Copied DVDs would only be playable on the particular box to which they were copied in order to prevent illegal sharing. There’s also the question of how the technology handles bypassing CSS encryption. The company behind the $10,000 Kaleidescape system won a legal battle in a similar lawsuit brought about by the DVD Copy Control Association, which handles CSS encryption technology, and RealNetworks’ defense team alluded to the rather large selection of software-based DVD ripping programs currently available on the market.
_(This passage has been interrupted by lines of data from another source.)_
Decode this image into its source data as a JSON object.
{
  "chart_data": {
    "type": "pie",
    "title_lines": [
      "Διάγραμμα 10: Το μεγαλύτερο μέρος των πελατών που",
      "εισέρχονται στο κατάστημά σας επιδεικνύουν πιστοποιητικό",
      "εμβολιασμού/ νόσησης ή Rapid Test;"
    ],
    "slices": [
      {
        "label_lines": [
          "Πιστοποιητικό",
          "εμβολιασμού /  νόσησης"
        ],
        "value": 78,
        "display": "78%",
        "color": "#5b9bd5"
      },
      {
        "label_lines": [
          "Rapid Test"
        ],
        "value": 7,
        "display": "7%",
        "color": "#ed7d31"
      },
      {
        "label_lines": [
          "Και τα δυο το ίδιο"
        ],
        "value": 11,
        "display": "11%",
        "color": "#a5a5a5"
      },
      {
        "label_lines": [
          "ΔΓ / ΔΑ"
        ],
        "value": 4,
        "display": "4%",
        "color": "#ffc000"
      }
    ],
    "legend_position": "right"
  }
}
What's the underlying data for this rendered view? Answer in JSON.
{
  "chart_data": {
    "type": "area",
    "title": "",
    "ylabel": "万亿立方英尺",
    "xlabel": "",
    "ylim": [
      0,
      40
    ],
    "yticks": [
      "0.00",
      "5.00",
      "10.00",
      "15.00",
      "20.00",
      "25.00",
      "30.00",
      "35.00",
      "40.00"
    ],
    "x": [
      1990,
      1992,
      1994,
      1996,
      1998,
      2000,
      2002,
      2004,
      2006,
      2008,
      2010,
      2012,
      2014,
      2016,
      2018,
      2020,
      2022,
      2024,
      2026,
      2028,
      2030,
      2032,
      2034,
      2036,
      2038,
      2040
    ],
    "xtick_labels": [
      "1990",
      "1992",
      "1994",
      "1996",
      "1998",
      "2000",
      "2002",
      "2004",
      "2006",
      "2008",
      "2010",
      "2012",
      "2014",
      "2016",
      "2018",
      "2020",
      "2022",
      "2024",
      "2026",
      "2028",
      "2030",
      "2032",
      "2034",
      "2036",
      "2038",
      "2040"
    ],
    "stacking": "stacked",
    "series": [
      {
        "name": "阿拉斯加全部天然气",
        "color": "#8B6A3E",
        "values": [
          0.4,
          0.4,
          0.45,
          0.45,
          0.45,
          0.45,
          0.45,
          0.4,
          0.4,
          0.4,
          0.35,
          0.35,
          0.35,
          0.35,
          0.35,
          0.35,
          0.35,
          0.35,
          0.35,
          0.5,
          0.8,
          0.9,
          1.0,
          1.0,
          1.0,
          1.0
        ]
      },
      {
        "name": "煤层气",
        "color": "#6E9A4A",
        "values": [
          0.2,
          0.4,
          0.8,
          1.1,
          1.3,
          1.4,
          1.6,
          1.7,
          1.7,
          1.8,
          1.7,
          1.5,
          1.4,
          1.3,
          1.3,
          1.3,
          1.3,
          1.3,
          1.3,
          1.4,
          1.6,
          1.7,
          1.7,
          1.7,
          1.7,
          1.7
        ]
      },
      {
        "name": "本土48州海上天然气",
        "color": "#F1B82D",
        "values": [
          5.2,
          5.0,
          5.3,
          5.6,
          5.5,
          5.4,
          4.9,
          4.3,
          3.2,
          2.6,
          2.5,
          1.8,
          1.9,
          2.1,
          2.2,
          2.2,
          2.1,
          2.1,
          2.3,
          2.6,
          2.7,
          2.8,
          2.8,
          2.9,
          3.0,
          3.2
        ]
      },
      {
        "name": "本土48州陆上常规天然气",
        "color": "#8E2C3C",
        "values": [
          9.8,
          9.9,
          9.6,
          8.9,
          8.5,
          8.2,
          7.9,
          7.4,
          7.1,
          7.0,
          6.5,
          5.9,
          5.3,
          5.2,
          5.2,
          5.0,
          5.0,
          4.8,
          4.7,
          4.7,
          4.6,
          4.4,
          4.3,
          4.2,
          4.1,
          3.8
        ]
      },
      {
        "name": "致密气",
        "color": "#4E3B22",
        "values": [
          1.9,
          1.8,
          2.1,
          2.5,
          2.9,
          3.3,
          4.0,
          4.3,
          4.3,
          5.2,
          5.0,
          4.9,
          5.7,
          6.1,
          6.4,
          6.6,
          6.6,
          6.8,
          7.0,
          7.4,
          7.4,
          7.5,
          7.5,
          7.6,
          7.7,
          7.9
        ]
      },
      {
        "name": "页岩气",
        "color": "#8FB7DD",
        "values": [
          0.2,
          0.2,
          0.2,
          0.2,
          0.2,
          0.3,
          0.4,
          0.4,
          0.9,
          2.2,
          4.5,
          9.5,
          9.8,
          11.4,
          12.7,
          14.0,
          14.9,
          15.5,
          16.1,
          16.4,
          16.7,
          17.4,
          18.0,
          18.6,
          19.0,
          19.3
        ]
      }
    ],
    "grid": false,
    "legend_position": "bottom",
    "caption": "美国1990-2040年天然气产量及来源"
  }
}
Whatever the outcome of the current case, though, will consumers really go for a $300 set top box that rips DVDs when there are already plenty of streaming and OnDemand options available for much cheaper? People with disc-destroying toddlers and/or large DVD collections who don’t like swapping discs in and out of their DVD players all the time might go for something like Facet, but will there be enough of them to make the entire project worthwhile?